Kaname flew one of Japan’s most famous fighter planes, the Mitsubishi A6M Zero, which could travel long distances on missions. The aircraft was operated by the Japanese Navy during the war.
Kaname remembers how the Zero fighter was feared by the enemy. He says that its bullets would disintegrate enemy aircraft and that [in the early years of the war] there was no victory against them.
Nevertheless many Japanese pilots lost their lives in the air war that took place in the skies over Japan and the Pacific.
The Zero was used for kamikaze missions later in the war, as the Japanese became more and more desperate to turn the tide on the advancing US troops. The kamikaze pilots would fly their planes loaded with bombs and explosives straight into US and Allied warships stationed in the Pacific.

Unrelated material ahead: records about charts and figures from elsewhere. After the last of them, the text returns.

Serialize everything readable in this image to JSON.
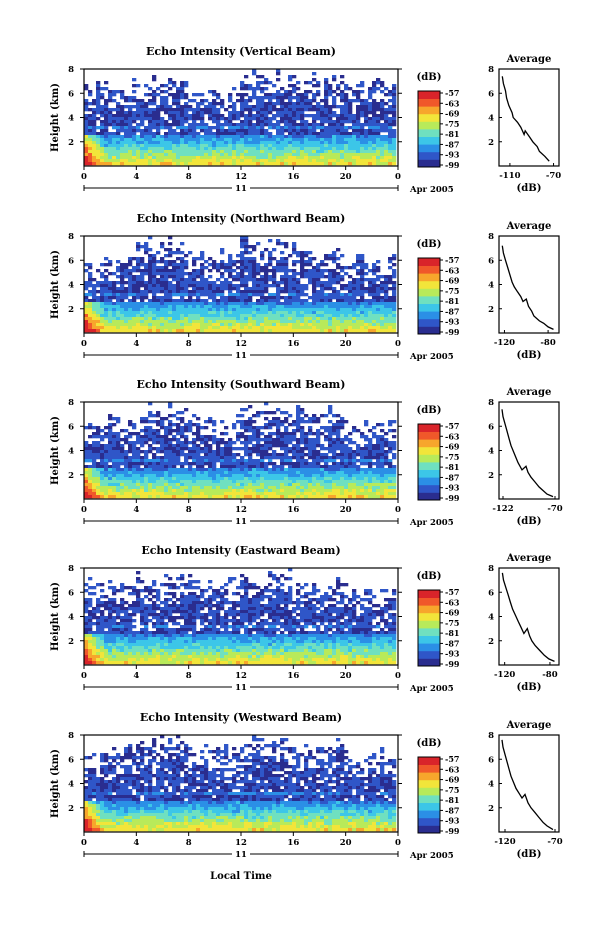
{
  "colorbar": {
    "unit": "(dB)",
    "ticks": [
      "-57",
      "-63",
      "-69",
      "-75",
      "-81",
      "-87",
      "-93",
      "-99"
    ],
    "colors": [
      "#2a2d8f",
      "#2f56c8",
      "#2b8fe6",
      "#3cc6e8",
      "#6fe0c0",
      "#b8ea5a",
      "#f2e53a",
      "#f7a62c",
      "#f0582a",
      "#d9242a"
    ]
  },
  "shared": {
    "xticks": [
      "0",
      "4",
      "8",
      "12",
      "16",
      "20",
      "0"
    ],
    "yticks": [
      "2",
      "4",
      "6",
      "8"
    ],
    "ylabel": "Height (km)",
    "day_label": "11",
    "date_label": "Apr 2005",
    "xlabel": "Local Time",
    "avg_title": "Average",
    "avg_xlabel": "(dB)"
  },
  "chart_data": [
    {
      "type": "heatmap",
      "title": "Echo Intensity (Vertical Beam)",
      "ylabel": "Height (km)",
      "x_range_hours": [
        0,
        24
      ],
      "ylim": [
        0,
        8
      ],
      "value_range_db": [
        -99,
        -57
      ],
      "noise_top_km": [
        5.6,
        6.0,
        5.2,
        6.4,
        6.0,
        5.4
      ],
      "average_profile": {
        "title": "Average",
        "xlabel": "(dB)",
        "xticks": [
          "-110",
          "-70"
        ],
        "xlim": [
          -120,
          -65
        ],
        "ylim": [
          0,
          8
        ],
        "x": [
          -117,
          -116,
          -114,
          -113,
          -111,
          -108,
          -107,
          -103,
          -100,
          -99,
          -97,
          -96,
          -92,
          -89,
          -85,
          -83,
          -78,
          -74
        ],
        "y": [
          7.4,
          6.8,
          6.2,
          5.6,
          5.0,
          4.4,
          4.0,
          3.6,
          3.2,
          3.0,
          2.6,
          2.9,
          2.4,
          2.0,
          1.6,
          1.2,
          0.8,
          0.4
        ]
      }
    },
    {
      "type": "heatmap",
      "title": "Echo Intensity (Northward Beam)",
      "ylabel": "Height (km)",
      "x_range_hours": [
        0,
        24
      ],
      "ylim": [
        0,
        8
      ],
      "value_range_db": [
        -99,
        -57
      ],
      "noise_top_km": [
        5.0,
        6.4,
        5.4,
        6.2,
        5.8,
        4.8
      ],
      "average_profile": {
        "title": "Average",
        "xlabel": "(dB)",
        "xticks": [
          "-120",
          "-80"
        ],
        "xlim": [
          -125,
          -70
        ],
        "ylim": [
          0,
          8
        ],
        "x": [
          -122,
          -121,
          -119,
          -117,
          -115,
          -113,
          -111,
          -108,
          -105,
          -103,
          -100,
          -98,
          -95,
          -93,
          -88,
          -84,
          -80,
          -75
        ],
        "y": [
          7.2,
          6.6,
          6.0,
          5.4,
          4.8,
          4.2,
          3.8,
          3.4,
          3.0,
          2.6,
          2.8,
          2.2,
          1.8,
          1.4,
          1.0,
          0.8,
          0.5,
          0.3
        ]
      }
    },
    {
      "type": "heatmap",
      "title": "Echo Intensity (Southward Beam)",
      "ylabel": "Height (km)",
      "x_range_hours": [
        0,
        24
      ],
      "ylim": [
        0,
        8
      ],
      "value_range_db": [
        -99,
        -57
      ],
      "noise_top_km": [
        5.2,
        6.2,
        5.6,
        6.6,
        6.0,
        5.0
      ],
      "average_profile": {
        "title": "Average",
        "xlabel": "(dB)",
        "xticks": [
          "-122",
          "-70"
        ],
        "xlim": [
          -126,
          -66
        ],
        "ylim": [
          0,
          8
        ],
        "x": [
          -123,
          -122,
          -120,
          -118,
          -116,
          -114,
          -111,
          -109,
          -107,
          -103,
          -99,
          -97,
          -94,
          -90,
          -86,
          -82,
          -78,
          -72
        ],
        "y": [
          7.4,
          6.8,
          6.2,
          5.6,
          5.0,
          4.4,
          3.8,
          3.4,
          3.0,
          2.4,
          2.7,
          2.2,
          1.8,
          1.4,
          1.0,
          0.7,
          0.4,
          0.2
        ]
      }
    },
    {
      "type": "heatmap",
      "title": "Echo Intensity (Eastward Beam)",
      "ylabel": "Height (km)",
      "x_range_hours": [
        0,
        24
      ],
      "ylim": [
        0,
        8
      ],
      "value_range_db": [
        -99,
        -57
      ],
      "noise_top_km": [
        5.4,
        6.0,
        5.8,
        6.2,
        5.6,
        5.0
      ],
      "average_profile": {
        "title": "Average",
        "xlabel": "(dB)",
        "xticks": [
          "-120",
          "-80"
        ],
        "xlim": [
          -125,
          -72
        ],
        "ylim": [
          0,
          8
        ],
        "x": [
          -122,
          -121,
          -119,
          -117,
          -115,
          -113,
          -110,
          -108,
          -106,
          -103,
          -100,
          -98,
          -96,
          -93,
          -89,
          -85,
          -81,
          -76
        ],
        "y": [
          7.6,
          7.0,
          6.4,
          5.8,
          5.2,
          4.6,
          4.0,
          3.6,
          3.2,
          2.6,
          3.0,
          2.4,
          2.0,
          1.6,
          1.2,
          0.8,
          0.5,
          0.3
        ]
      }
    },
    {
      "type": "heatmap",
      "title": "Echo Intensity (Westward Beam)",
      "ylabel": "Height (km)",
      "x_range_hours": [
        0,
        24
      ],
      "ylim": [
        0,
        8
      ],
      "value_range_db": [
        -99,
        -57
      ],
      "noise_top_km": [
        5.4,
        6.4,
        5.6,
        6.6,
        6.2,
        5.2
      ],
      "average_profile": {
        "title": "Average",
        "xlabel": "(dB)",
        "xticks": [
          "-120",
          "-70"
        ],
        "xlim": [
          -126,
          -66
        ],
        "ylim": [
          0,
          8
        ],
        "x": [
          -123,
          -122,
          -120,
          -118,
          -116,
          -114,
          -111,
          -109,
          -106,
          -103,
          -100,
          -97,
          -94,
          -90,
          -86,
          -82,
          -78,
          -72
        ],
        "y": [
          7.6,
          7.0,
          6.4,
          5.8,
          5.2,
          4.6,
          4.0,
          3.6,
          3.2,
          2.8,
          3.1,
          2.4,
          2.0,
          1.6,
          1.2,
          0.8,
          0.5,
          0.2
        ]
      }
    }
  ]
}
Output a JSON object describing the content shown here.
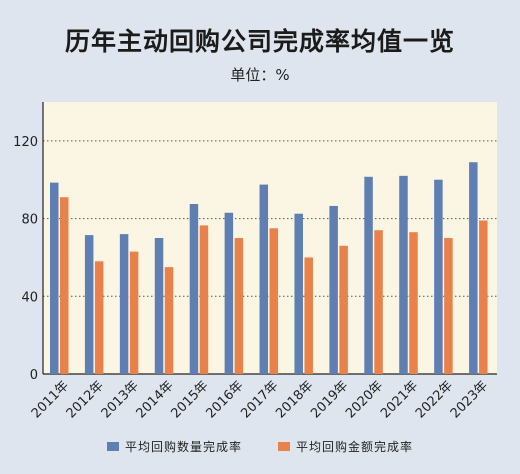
{
  "title": "历年主动回购公司完成率均值一览",
  "unit_label": "单位：%",
  "colors": {
    "quantity": "#5f7fb3",
    "amount": "#e8824a",
    "plot_bg": "#fbf6e4",
    "page_bg": "#dfe5ee"
  },
  "chart_data": {
    "type": "bar",
    "categories": [
      "2011年",
      "2012年",
      "2013年",
      "2014年",
      "2015年",
      "2016年",
      "2017年",
      "2018年",
      "2019年",
      "2020年",
      "2021年",
      "2022年",
      "2023年"
    ],
    "series": [
      {
        "name": "平均回购数量完成率",
        "values": [
          98.5,
          71.5,
          72,
          70,
          87.5,
          83,
          97.5,
          82.5,
          86.5,
          101.5,
          102,
          100,
          109
        ]
      },
      {
        "name": "平均回购金额完成率",
        "values": [
          91,
          58,
          63,
          55,
          76.5,
          70,
          75,
          60,
          66,
          74,
          73,
          70,
          79
        ]
      }
    ],
    "yticks": [
      0,
      40,
      80,
      120
    ],
    "ylim": [
      0,
      140
    ],
    "grid": true,
    "legend_position": "bottom"
  }
}
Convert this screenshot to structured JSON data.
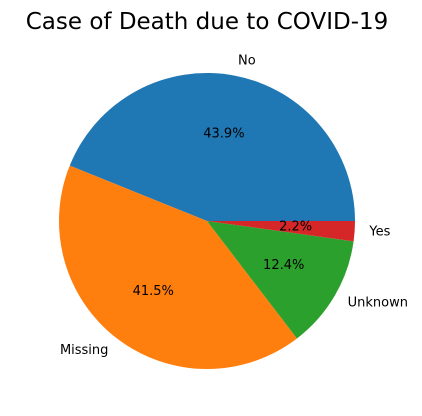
{
  "chart_data": {
    "type": "pie",
    "title": "Case of Death due to COVID-19",
    "slices": [
      {
        "label": "No",
        "value": 43.9,
        "pct_label": "43.9%",
        "color": "#1f77b4"
      },
      {
        "label": "Missing",
        "value": 41.5,
        "pct_label": "41.5%",
        "color": "#ff7f0e"
      },
      {
        "label": "Unknown",
        "value": 12.4,
        "pct_label": "12.4%",
        "color": "#2ca02c"
      },
      {
        "label": "Yes",
        "value": 2.2,
        "pct_label": "2.2%",
        "color": "#d62728"
      }
    ],
    "start_angle_deg": 0,
    "direction": "counterclockwise"
  }
}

Kaname says that those pilots who were chosen to fly kamikaze missions were considered lucky to be offered such an honourable mission. He says that there were no feelings of guilt among the pilots, just that they had a job to do and would do it for their country.
“Men given such an honorable place would be considered lucky,” Harada said. “So there was absolutely no guilt, but the feeling of ‘Alright, I am going to do my work. This is my last service to my country.'”
Kaname says that before the war he would never have wanted to hurt other people, but it is war that makes you kill another human being, the CNN Edition reports.
He remembers how the enemy would wave and try to stop them doing their jobs, but that they would continue or they would be killed themselves.
In his old age, Kaname is eager to spread a message of peace to the Japanese people and warn them of the misery of war. He says if nothing but to atone for his own actions during the war.
Kaname suggests that Japan’s younger generation have only experienced peace and it is up to the last surviving war veterans to remind them of the devastation of war.